Oui. Il y a une absence de conscientisation de son acte, de mentalisation de l’infraction. Le caractère illégal de son comportement est masqué par la force de la pulsion et par le caractère impérieux de la satisfaction de son désir. Souvent, la victime se voit accusée de surréagir. Et si ce n’est pas le cas, le harceleur pousse encore plus loin. Il avance ses pions et la situation suivante va être beaucoup plus connotée sexuellement.

Les victimes n’ont-elles pas tendance à minimiser ce qu’elles subissent ?

Il y a un sentiment de honte qui est paradoxal. C’est la victime qui conscientise l’acte à la place du harceleur. C’est le monde à l’envers ! La victime se sent coupable. Petit à petit va s’insinuer une baisse de l’estime de soi. Le narcissisme de la victime va progressivement s’amenuiser pour faire place à des épisodes dépressifs, voire à des idées suicidaires.

Que peut-on faire ?

Il faut parler à quelqu’un, une amie, une collègue pour au moins témoigner auprès d’un tiers de la situation subie. Ensuite, il faut s’adresser au médecin du travail, voire à l’inspecteur du travail, pour intervenir auprès de l’employeur afin que la situation cesse.

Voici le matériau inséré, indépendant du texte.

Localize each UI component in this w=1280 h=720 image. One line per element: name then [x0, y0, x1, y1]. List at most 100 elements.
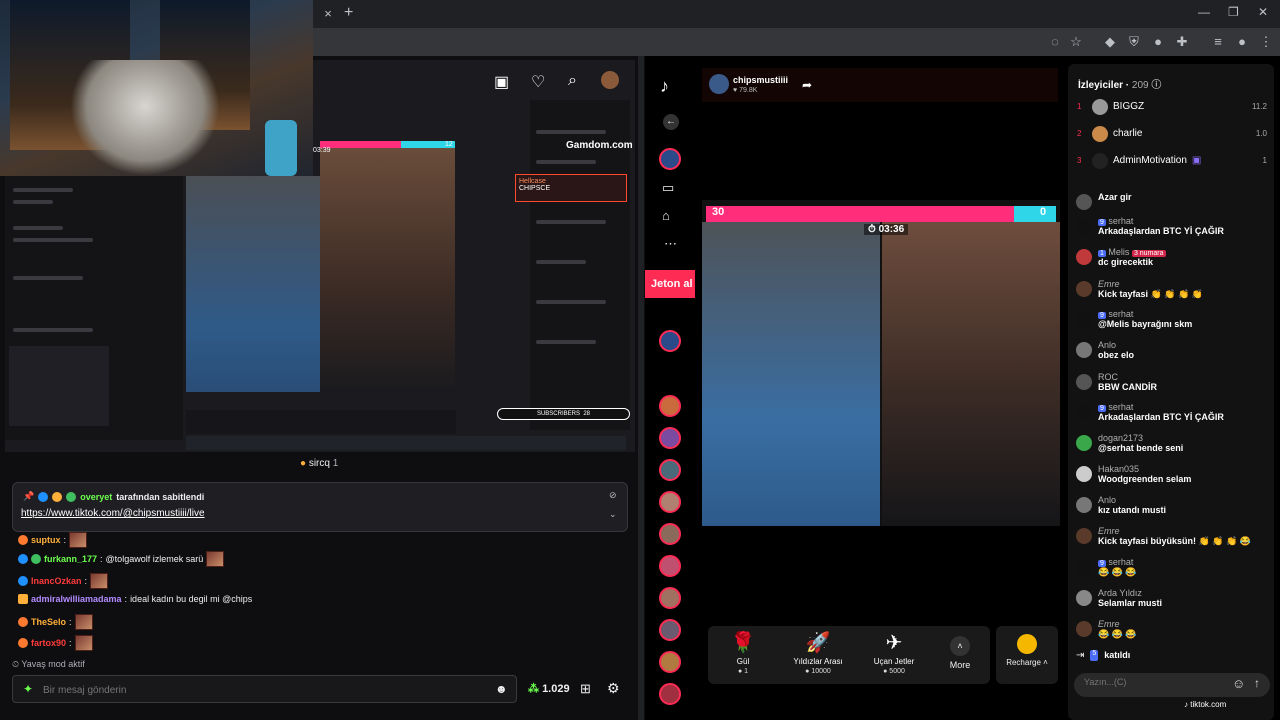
battle-left-stream — [702, 222, 880, 526]
avatar[interactable] — [601, 71, 619, 89]
eye-off-icon[interactable]: ◌ — [1047, 34, 1063, 50]
viewer-count: ● sircq 1 — [300, 458, 339, 469]
chevron-down-icon[interactable]: ⌄ — [609, 509, 617, 520]
emote — [206, 551, 225, 567]
chevron-up-icon: ˄ — [950, 636, 970, 656]
gift-item[interactable]: ✈ Uçan Jetler ● 5000 — [859, 630, 929, 675]
tiktok-logo-icon[interactable]: ♪ — [660, 76, 669, 97]
video-library-icon[interactable]: ▣ — [494, 72, 509, 92]
profile-avatar[interactable]: ● — [1234, 34, 1250, 50]
tiktok-chat-input-box[interactable]: ☺ ↑ — [1074, 673, 1270, 697]
menu-dots-icon[interactable]: ⋮ — [1258, 34, 1274, 50]
badge-icon — [52, 491, 63, 502]
live-avatar[interactable] — [659, 148, 681, 170]
media-icon[interactable]: ≡ — [1210, 34, 1226, 50]
webcam-overlay — [0, 0, 313, 176]
pane-divider[interactable] — [638, 56, 644, 720]
jet-icon: ✈ — [885, 632, 903, 654]
live-chat-message: Anlo obez elo — [1076, 340, 1272, 360]
badge-icon — [18, 617, 28, 627]
subscribers-goal: SUBSCRIBERS 28 — [497, 408, 630, 420]
star-icon[interactable]: ☆ — [1068, 34, 1084, 50]
live-avatar[interactable] — [659, 395, 681, 417]
settings-icon[interactable]: ⚙ — [607, 680, 620, 697]
chat-message: suptux: — [18, 532, 88, 548]
channel-points[interactable]: ⁂ 1.029 — [528, 682, 570, 695]
live-icon[interactable]: ⌂ — [662, 208, 670, 223]
badge-icon — [18, 535, 28, 545]
tab-close-icon[interactable]: × — [320, 6, 336, 22]
host-name[interactable]: chipsmustiiii — [733, 75, 788, 85]
live-chat-message: Anlo kız utandı musti — [1076, 495, 1272, 515]
jeton-button[interactable]: Jeton al — [645, 270, 695, 298]
new-tab-button[interactable]: + — [344, 4, 353, 22]
video-icon[interactable]: ▭ — [662, 180, 674, 196]
chat-input-box[interactable]: ✦ ☻ — [12, 675, 517, 703]
extension-icon[interactable]: ● — [1150, 34, 1166, 50]
live-avatar[interactable] — [659, 330, 681, 352]
live-avatar[interactable] — [659, 491, 681, 513]
left-score: 30 — [712, 206, 725, 218]
info-icon: ⓘ — [1151, 80, 1162, 91]
emote-picker-icon[interactable]: ☻ — [495, 682, 508, 696]
gift-item[interactable]: 🚀 Yıldızlar Arası ● 10000 — [783, 630, 853, 675]
right-score: 0 — [1040, 206, 1047, 218]
tiktok-chat-input[interactable] — [1084, 677, 1234, 687]
studio-sidebar — [5, 176, 183, 440]
rose-icon: 🌹 — [730, 632, 756, 654]
top-viewer[interactable]: 1 BIGGZ 11.2 — [1077, 97, 1267, 115]
share-icon[interactable]: ➦ — [802, 78, 812, 92]
top-viewer[interactable]: 3 AdminMotivation ▣ 1 — [1077, 151, 1267, 169]
shield-icon[interactable]: ⛨ — [1126, 34, 1142, 50]
recharge-button[interactable]: Recharge ˄ — [996, 626, 1058, 684]
hide-icon[interactable]: ⊘ — [609, 490, 617, 501]
badge-icon — [18, 554, 28, 564]
gift-item[interactable]: 🌹 Gül ● 1 — [708, 630, 778, 675]
live-chat-message: 9 serhat Arkadaşlardan BTC Yİ ÇAĞIR — [1076, 216, 1272, 236]
host-avatar[interactable] — [709, 74, 729, 94]
send-icon[interactable]: ↑ — [1254, 676, 1260, 690]
live-chat-message: dogan2173 @serhat bende seni — [1076, 433, 1272, 453]
live-avatar[interactable] — [659, 427, 681, 449]
live-chat-message: Emre Kick tayfasi büyüksün! 👏 👏 👏 😂 — [1076, 526, 1272, 547]
puzzle-icon[interactable]: ✚ — [1174, 34, 1190, 50]
live-avatar[interactable] — [659, 651, 681, 673]
badge-icon — [18, 594, 28, 604]
chat-input[interactable] — [43, 682, 483, 698]
emote — [90, 573, 109, 589]
sparkle-icon[interactable]: ✦ — [23, 682, 33, 696]
more-icon[interactable]: ⋯ — [664, 236, 677, 252]
hellcase-banner: Hellcase CHIPSCE — [515, 174, 627, 202]
pinned-by: 📌 overyet tarafından sabitlendi — [23, 491, 205, 502]
pinned-message[interactable]: 📌 overyet tarafından sabitlendi https://… — [12, 482, 628, 532]
pinned-link[interactable]: https://www.tiktok.com/@chipsmustiiii/li… — [21, 508, 205, 519]
live-chat-message: Arda Yıldız Selamlar musti — [1076, 588, 1272, 608]
badge-icon — [31, 554, 41, 564]
live-avatar[interactable] — [659, 587, 681, 609]
emote — [74, 614, 93, 630]
back-arrow-icon[interactable]: ← — [663, 114, 679, 130]
live-chat-message: 9 serhat Arkadaşlardan BTC Yİ ÇAĞIR — [1076, 402, 1272, 422]
rocket-icon: 🚀 — [805, 632, 831, 654]
more-gifts-button[interactable]: ˄ More — [942, 636, 978, 670]
live-avatar[interactable] — [659, 619, 681, 641]
minimize-icon[interactable]: — — [1198, 5, 1210, 19]
host-header — [702, 68, 1058, 102]
live-avatar[interactable] — [659, 683, 681, 705]
top-viewer[interactable]: 2 charlie 1.0 — [1077, 124, 1267, 142]
live-chat-message: Azar gir — [1076, 192, 1272, 210]
coin-icon — [1017, 634, 1037, 654]
heart-icon[interactable]: ♡ — [531, 72, 545, 92]
live-avatar[interactable] — [659, 459, 681, 481]
live-avatar[interactable] — [659, 523, 681, 545]
gift-icon[interactable]: ⊞ — [580, 681, 591, 697]
live-avatar[interactable] — [659, 555, 681, 577]
join-notice: ⇥ 5 katıldı — [1076, 650, 1131, 661]
emoji-icon[interactable]: ☺ — [1232, 676, 1245, 691]
extension-icon[interactable]: ◆ — [1102, 34, 1118, 50]
search-icon[interactable]: ⌕ — [568, 72, 577, 90]
maximize-icon[interactable]: ❐ — [1228, 5, 1239, 19]
close-window-icon[interactable]: ✕ — [1258, 5, 1268, 19]
chat-message: InancOzkan: — [18, 573, 109, 589]
battle-score-bar — [320, 141, 455, 148]
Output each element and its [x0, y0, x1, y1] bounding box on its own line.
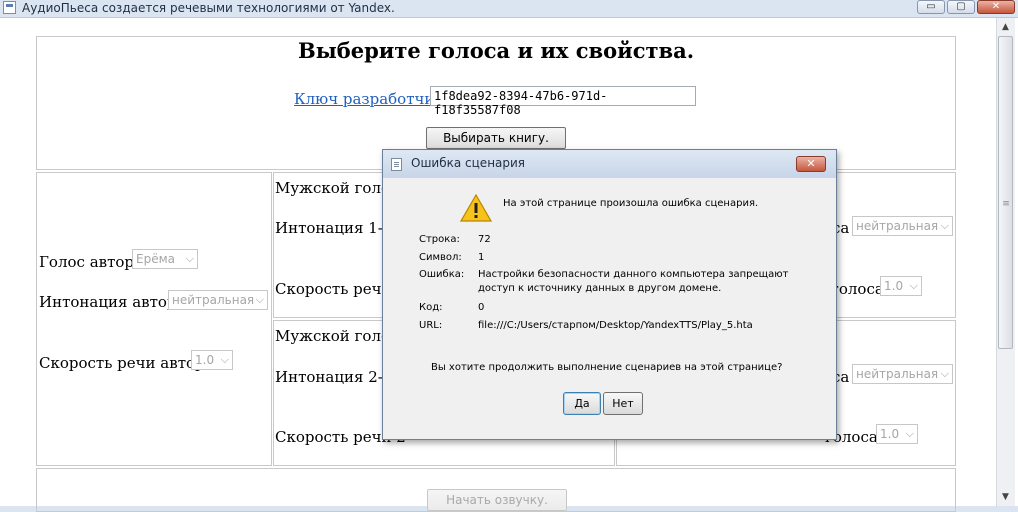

Ici, dans le cadre de l’AP-HP (Assistance publique - Hôpitaux de Paris), nous avons créé en 2012 un Numéro Vert* au moment où la loi a changé [lire p.21], un numéro gratuit à la disposition des victimes qui ont besoin d’être prises en charge. Souvent, la victime est trop abîmée psychologiquement pour se lancer dans une procédure judiciaire. Il faut d’abord se réparer avant de se défendre.     

Propos recueillis par dprimault@cfdt.fr

 

* 0 800 00 46 41, pour les victimes cherchant un accompagnement médical.